Голубка я слово знала, так отец всегда называл мою мать…., но подруга была новое, мы с Асей росли одиноко, и подруг у нас не было. Слово подруга – самое любовное из всех – впервые прозвучало мне обращенное к старухе. "Подруга дней моих суровых – Голубка дряхлая моя!" Дряхлая голубка, значит, очень пушистая, пышная, почти меховая голубка, почти муфта – голубка, вроде маминой котиковой муфты, которая была бы голубою, и так Пушкин называл свою няню, потому что ее любил. Скажу: подруга, скажу: голубка – и заболит.

Кого я жалела? Не няню – Пушкина.

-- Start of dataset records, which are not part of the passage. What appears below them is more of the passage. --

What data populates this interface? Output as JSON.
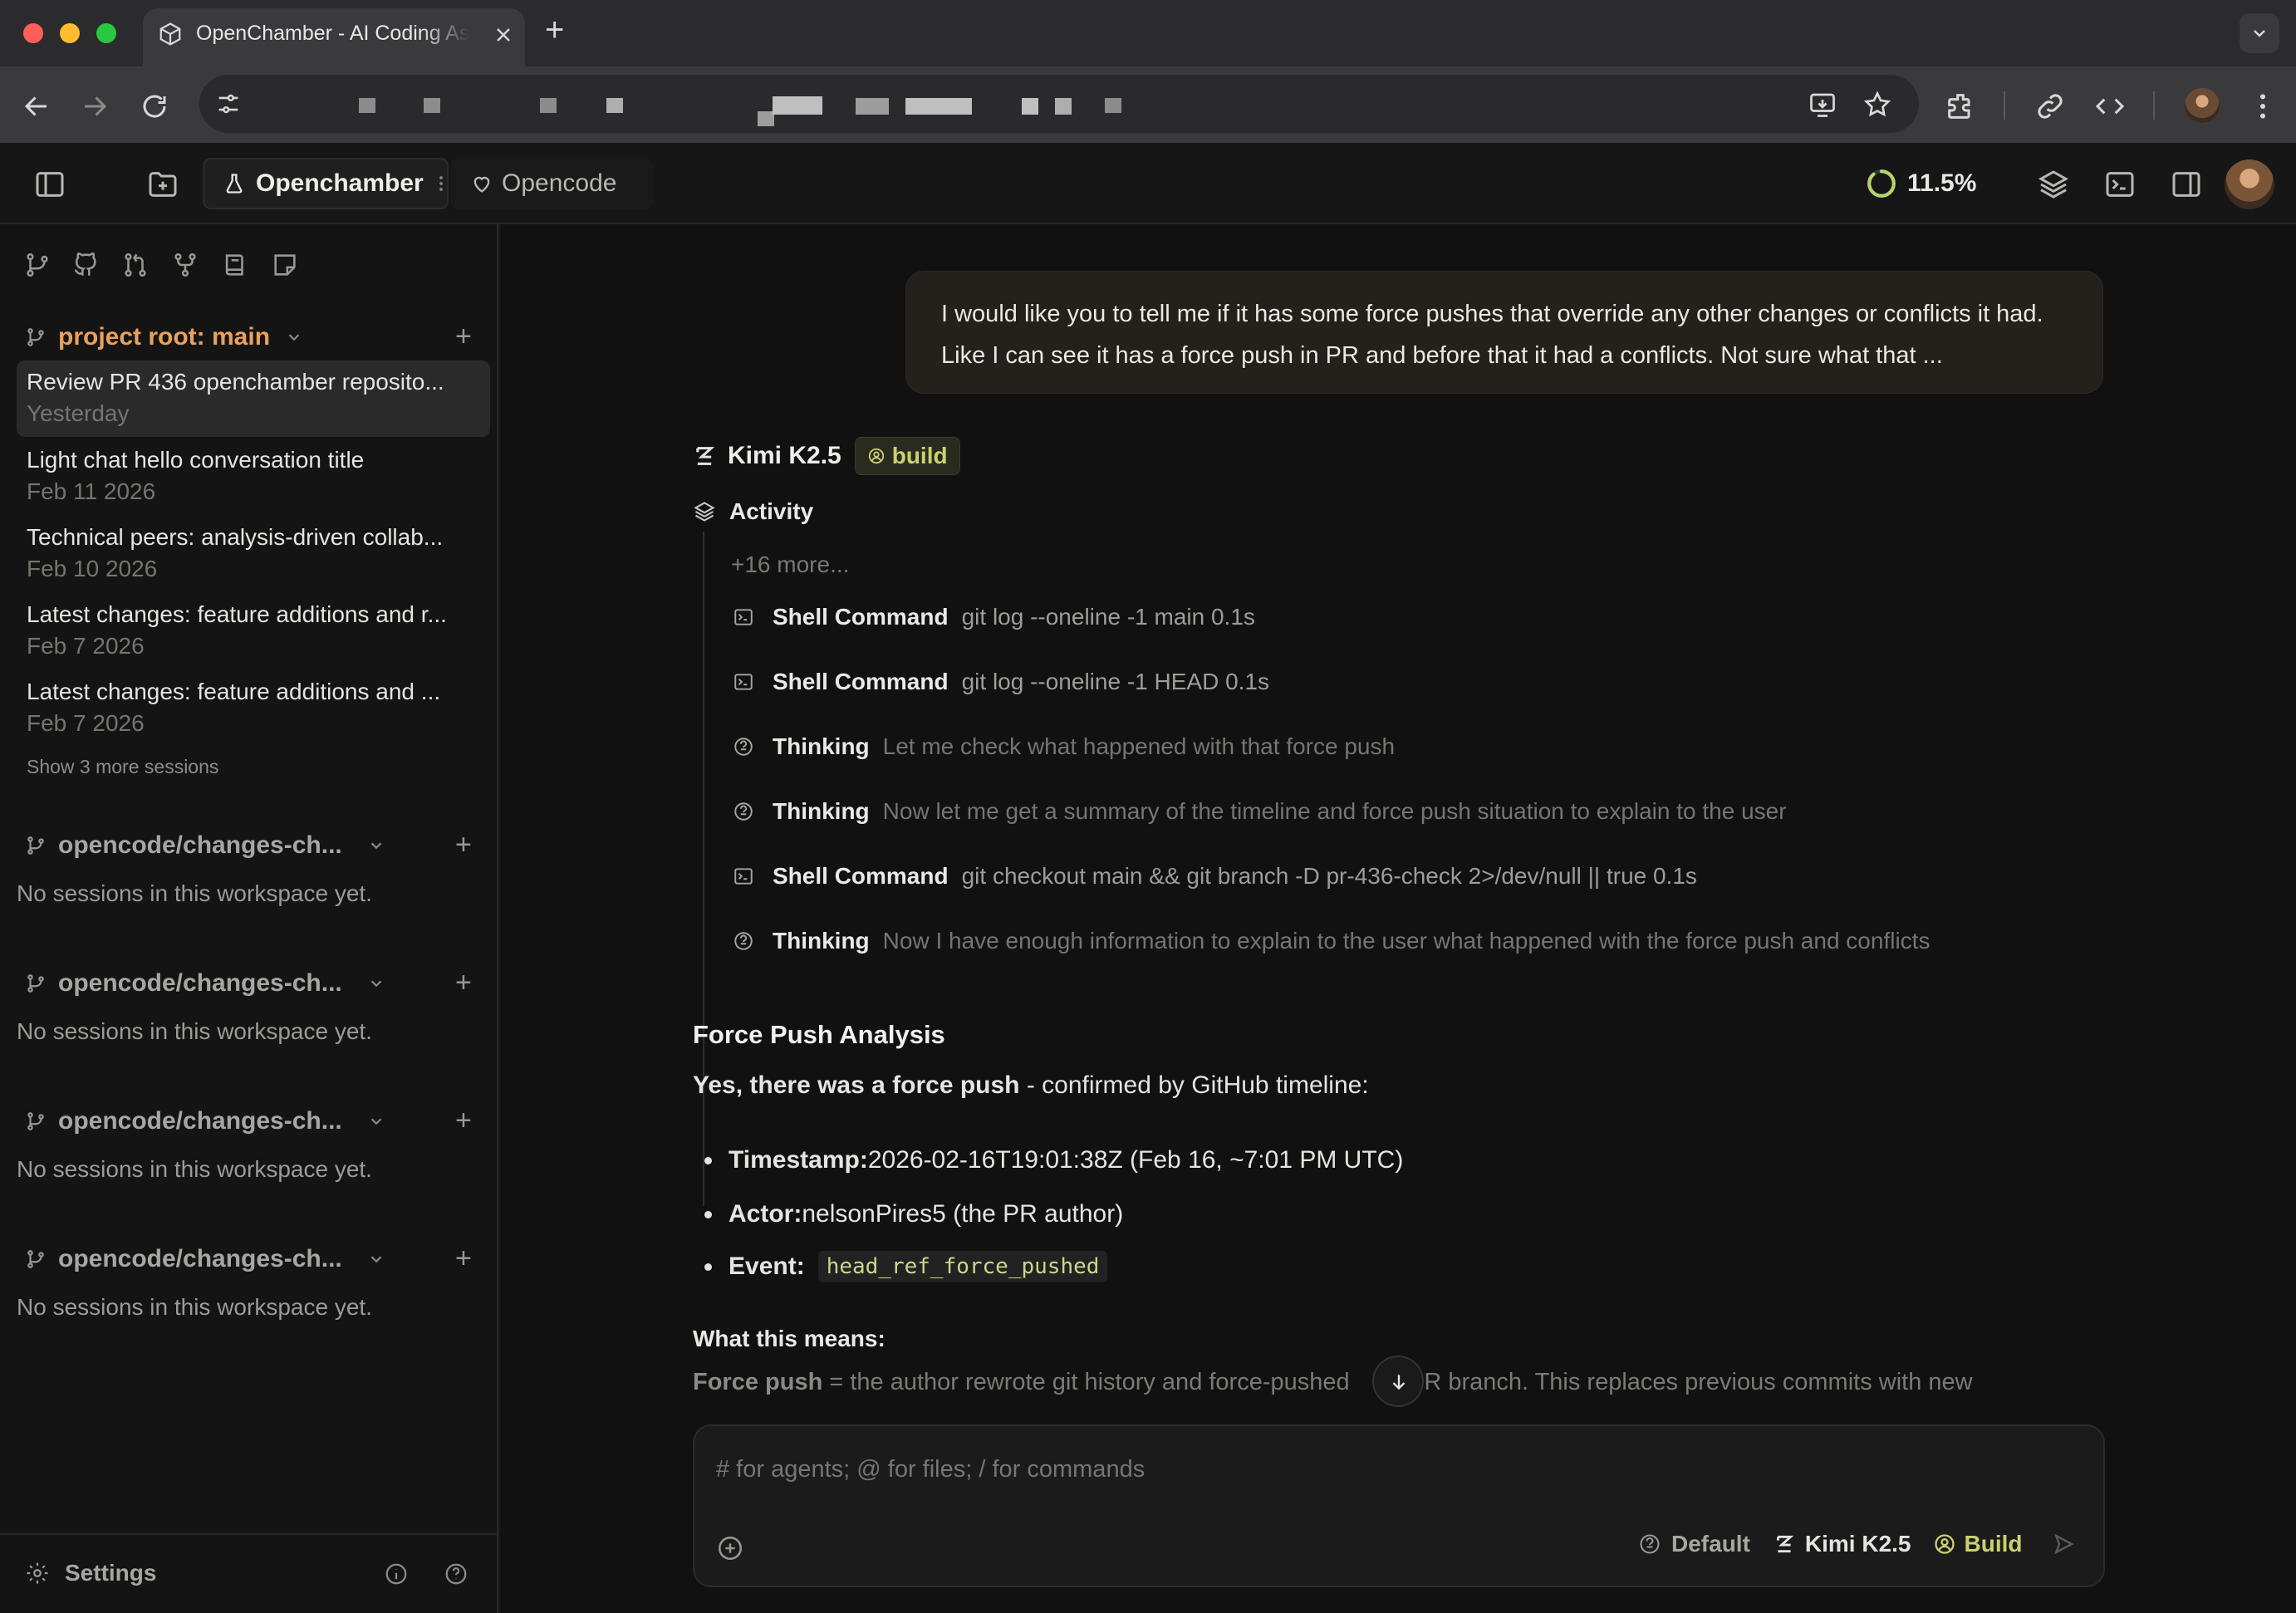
{
  "browser": {
    "tab_title": "OpenChamber - AI Coding Assistant",
    "new_tab_label": "+"
  },
  "app": {
    "tabs": [
      {
        "label": "Openchamber",
        "icon": "flask-icon"
      },
      {
        "label": "Opencode",
        "icon": "heart-icon"
      }
    ],
    "usage": "11.5%"
  },
  "sidebar": {
    "root_workspace": {
      "title": "project root: main",
      "sessions": [
        {
          "title": "Review PR 436 opencham­ber reposito...",
          "date": "Yesterday"
        },
        {
          "title": "Light chat hello conversation title",
          "date": "Feb 11 2026"
        },
        {
          "title": "Technical peers: analysis-driven collab...",
          "date": "Feb 10 2026"
        },
        {
          "title": "Latest changes: feature additions and r...",
          "date": "Feb 7 2026"
        },
        {
          "title": "Latest changes: feature additions and ...",
          "date": "Feb 7 2026"
        }
      ],
      "show_more": "Show 3 more sessions"
    },
    "workspaces": [
      {
        "title": "opencode/changes-ch...",
        "empty": "No sessions in this workspace yet."
      },
      {
        "title": "opencode/changes-ch...",
        "empty": "No sessions in this workspace yet."
      },
      {
        "title": "opencode/changes-ch...",
        "empty": "No sessions in this workspace yet."
      },
      {
        "title": "opencode/changes-ch...",
        "empty": "No sessions in this workspace yet."
      }
    ],
    "settings_label": "Settings"
  },
  "chat": {
    "user_message": "I would like you to tell me if it has some force pushes that override any other changes or conflicts it had. Like I can see it has a force push in PR and before that it had a conflicts. Not sure what that ...",
    "assistant": {
      "model": "Kimi K2.5",
      "mode_badge": "build",
      "activity_label": "Activity",
      "more": "+16 more...",
      "steps": [
        {
          "type": "shell",
          "name": "Shell Command",
          "detail": "git log --oneline -1 main 0.1s"
        },
        {
          "type": "shell",
          "name": "Shell Command",
          "detail": "git log --oneline -1 HEAD 0.1s"
        },
        {
          "type": "thinking",
          "name": "Thinking",
          "detail": "Let me check what happened with that force push"
        },
        {
          "type": "thinking",
          "name": "Thinking",
          "detail": "Now let me get a summary of the timeline and force push situation to explain to the user"
        },
        {
          "type": "shell",
          "name": "Shell Command",
          "detail": "git checkout main && git branch -D pr-436-check 2>/dev/null || true 0.1s"
        },
        {
          "type": "thinking",
          "name": "Thinking",
          "detail": "Now I have enough information to explain to the user what happened with the force push and conflicts"
        }
      ],
      "heading": "Force Push Analysis",
      "summary_bold": "Yes, there was a force push",
      "summary_rest": " - confirmed by GitHub timeline:",
      "bullets": [
        {
          "label": "Timestamp:",
          "value": " 2026-02-16T19:01:38Z (Feb 16, ~7:01 PM UTC)"
        },
        {
          "label": "Actor:",
          "value": " nelsonPires5 (the PR author)"
        },
        {
          "label": "Event:",
          "code": "head_ref_force_pushed"
        }
      ],
      "subheading": "What this means:",
      "trailing_bold": "Force push",
      "trailing_a": " = the author rewrote git history and force-pushed",
      "trailing_b": "he PR branch. This replaces previous commits with new"
    },
    "composer": {
      "placeholder": "# for agents; @ for files; / for commands",
      "variant": "Default",
      "model": "Kimi K2.5",
      "mode": "Build"
    }
  },
  "colors": {
    "accent_orange": "#e8a15c",
    "build_green": "#c9d16f",
    "usage_green": "#b7d36b"
  }
}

Его тоска по няне превращалась в тоску по нему, тоскующему…".

(М.Цветаева "Мой Пушкин")

… "Страх и жалость (еще гнев, еще тоска, еще защита) были главные страсти моего детства, и там, где им пищи не было – меня не было. Но какая иная жалость, нежели к Вурдалаку, заливала меня в "Бесах" и к бесам! Собаку я жалела утробно… бесов же – жалостью-восторгом и восхищением, как потом жалела Наполеона на св. Елене и Гете в Веймаре… Любовь к проклятому.

И еще: я ведь знала, что они тучи! Что они серые, мягкие, что их даже как-то нет, что их тронуть нельзя, обнять нельзя, что между ними, с ними, ими – можно только мчаться! Что это воздух, который воет! Что их – нет.

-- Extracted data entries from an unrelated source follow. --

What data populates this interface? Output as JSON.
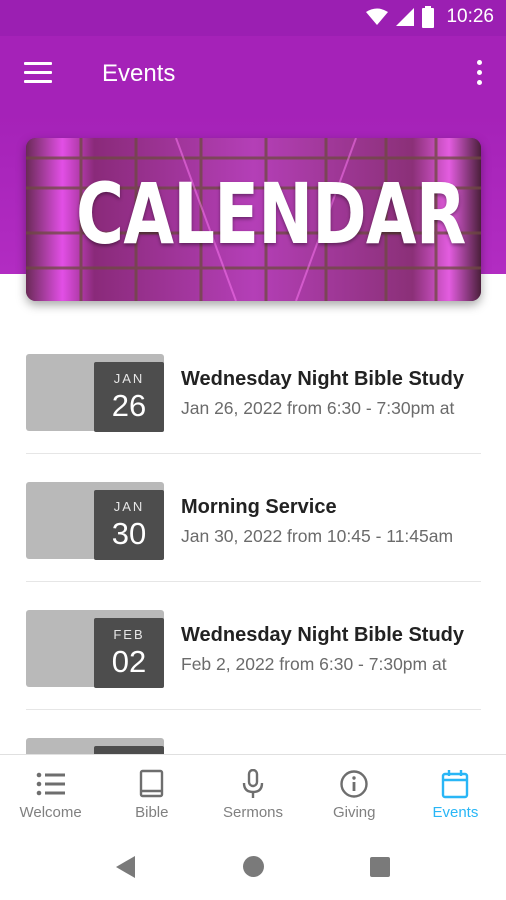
{
  "status_bar": {
    "time": "10:26"
  },
  "app_bar": {
    "title": "Events"
  },
  "banner": {
    "text": "CALENDAR"
  },
  "events": [
    {
      "month": "JAN",
      "day": "26",
      "name": "Wednesday Night Bible Study",
      "when": "Jan 26, 2022 from 6:30 - 7:30pm at"
    },
    {
      "month": "JAN",
      "day": "30",
      "name": "Morning Service",
      "when": "Jan 30, 2022 from 10:45 - 11:45am"
    },
    {
      "month": "FEB",
      "day": "02",
      "name": "Wednesday Night Bible Study",
      "when": "Feb 2, 2022 from 6:30 - 7:30pm at"
    }
  ],
  "bottom_nav": [
    {
      "label": "Welcome",
      "icon": "list-icon"
    },
    {
      "label": "Bible",
      "icon": "book-icon"
    },
    {
      "label": "Sermons",
      "icon": "microphone-icon"
    },
    {
      "label": "Giving",
      "icon": "info-icon"
    },
    {
      "label": "Events",
      "icon": "calendar-icon",
      "active": true
    }
  ],
  "colors": {
    "primary": "#a522b8",
    "status_bar": "#9b1fb2",
    "accent": "#29b6f6",
    "date_box": "#4d4d4d"
  }
}
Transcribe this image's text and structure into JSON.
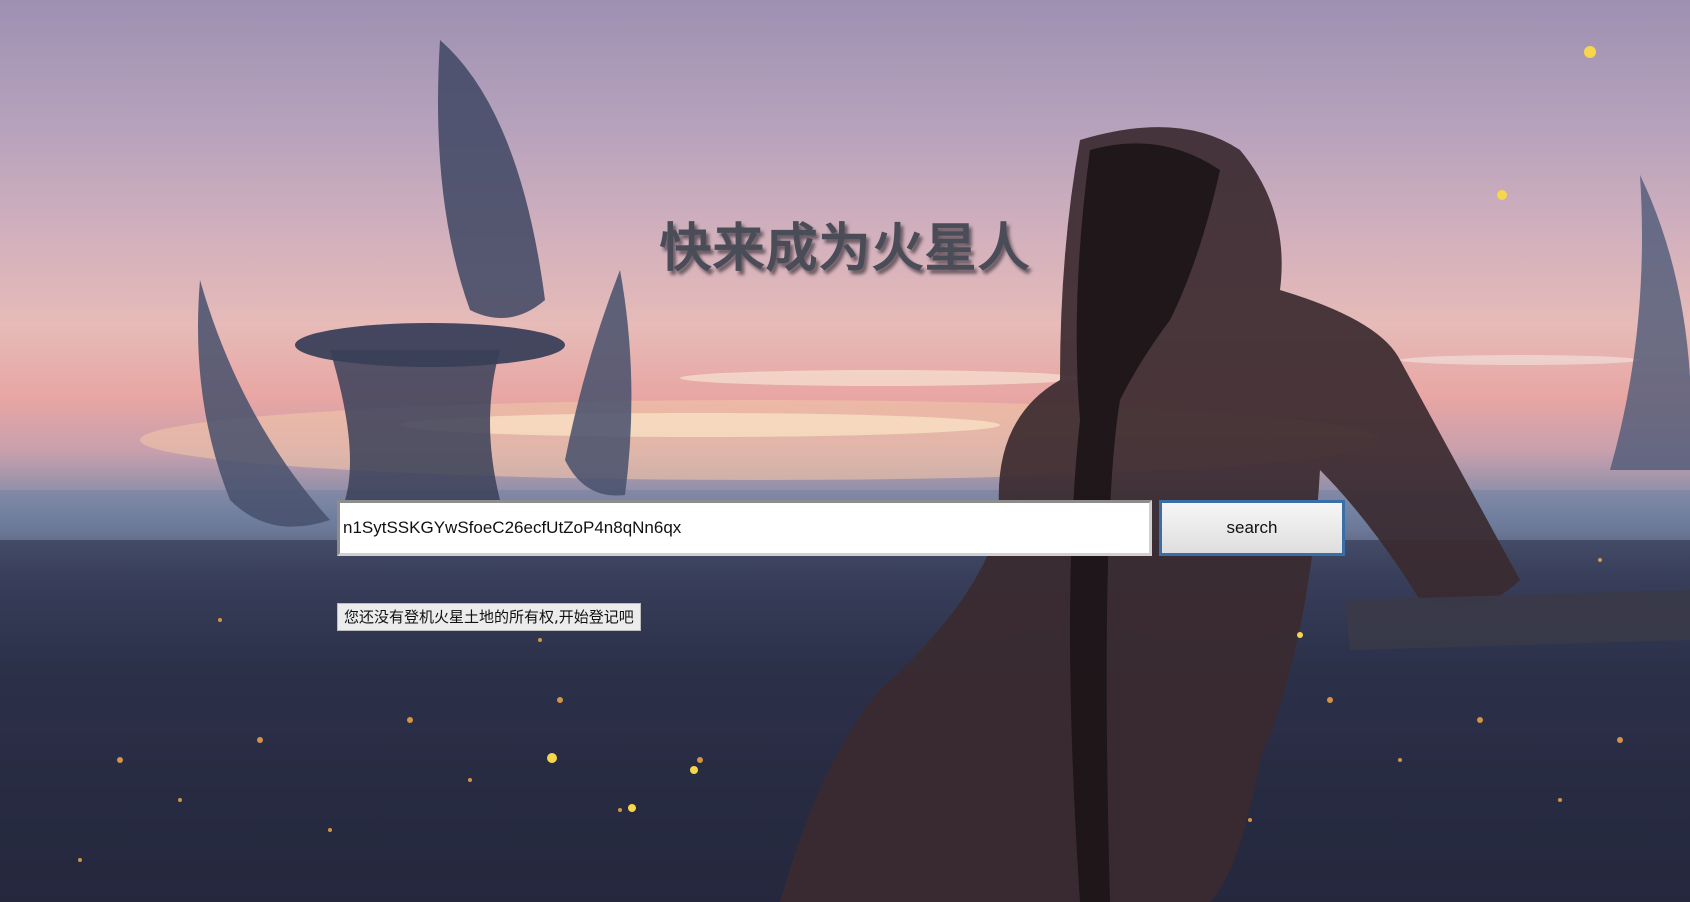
{
  "page": {
    "title": "快来成为火星人"
  },
  "search": {
    "value": "n1SytSSKGYwSfoeC26ecfUtZoP4n8qNn6qx",
    "button_label": "search"
  },
  "status": {
    "message": "您还没有登机火星土地的所有权,开始登记吧"
  },
  "background": {
    "description_icon": "fantasy-city-sunset-background"
  }
}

"Сквозь волнистые туманы пробирается луна…" – опять пробирается, как кошка, как воровка, как огромная волчица в стадо спящих баранов (бараны, туманы…).

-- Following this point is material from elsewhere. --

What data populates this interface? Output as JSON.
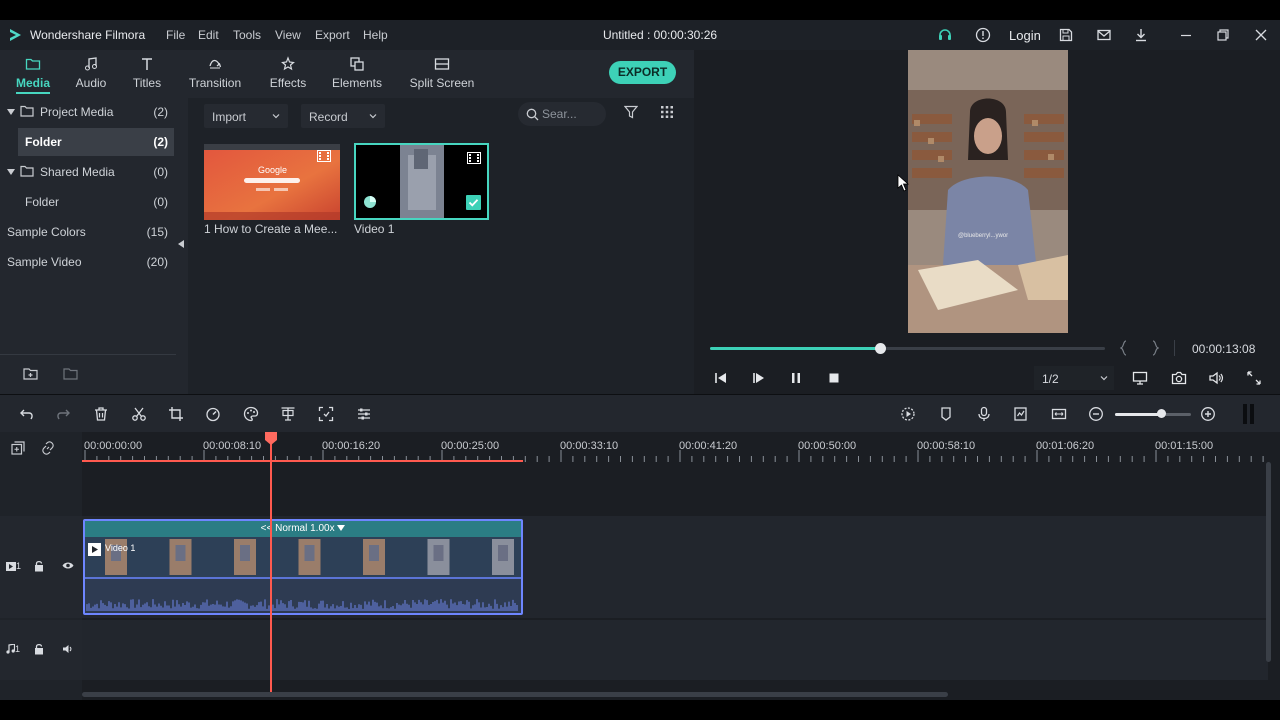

"На печальные поляны льет печально свет она". О, господи, как печально, как дважды печально, как безысходно, безнадежно печально как навсегда припечатано – печалью, точно Пушкин этим повторением печаль луною как печатью к поляне припечатал. Когда же я доходила до: "Что-то слышится родное в вольных песнях ямщика", – то сразу попадала в:

Вы, очи-очи голубые, зачем сгубили молодца?

И эти очи голубые – опять были луною, точно луна на этот раз в два глаза взглянула, и одновременно я знала, что они под черными бровями у девицы-души, может быть, той самой, по которой плачут бесы, потому что ее замуж выдают…

Я знаю, что "Вы, очи-очи голубые" – не Пушкин…, но тогда я этого не знала и сейчас внутри себя, где все – еще все, это не знаю, потому что "разрывая сердце мне" и "сердечная тоска", молодая бесовка и девица-душа, дорога и дорога, разлука и разлука, любовь и любовь – одно. Все это называется Россия и мое младенчество, и если вы меня взрежете, вы, кроме бесов, мчащихся тучами, и туч, мчащихся бесами, обнаружите во мне еще и те голубые два глаза. Вошли в состав".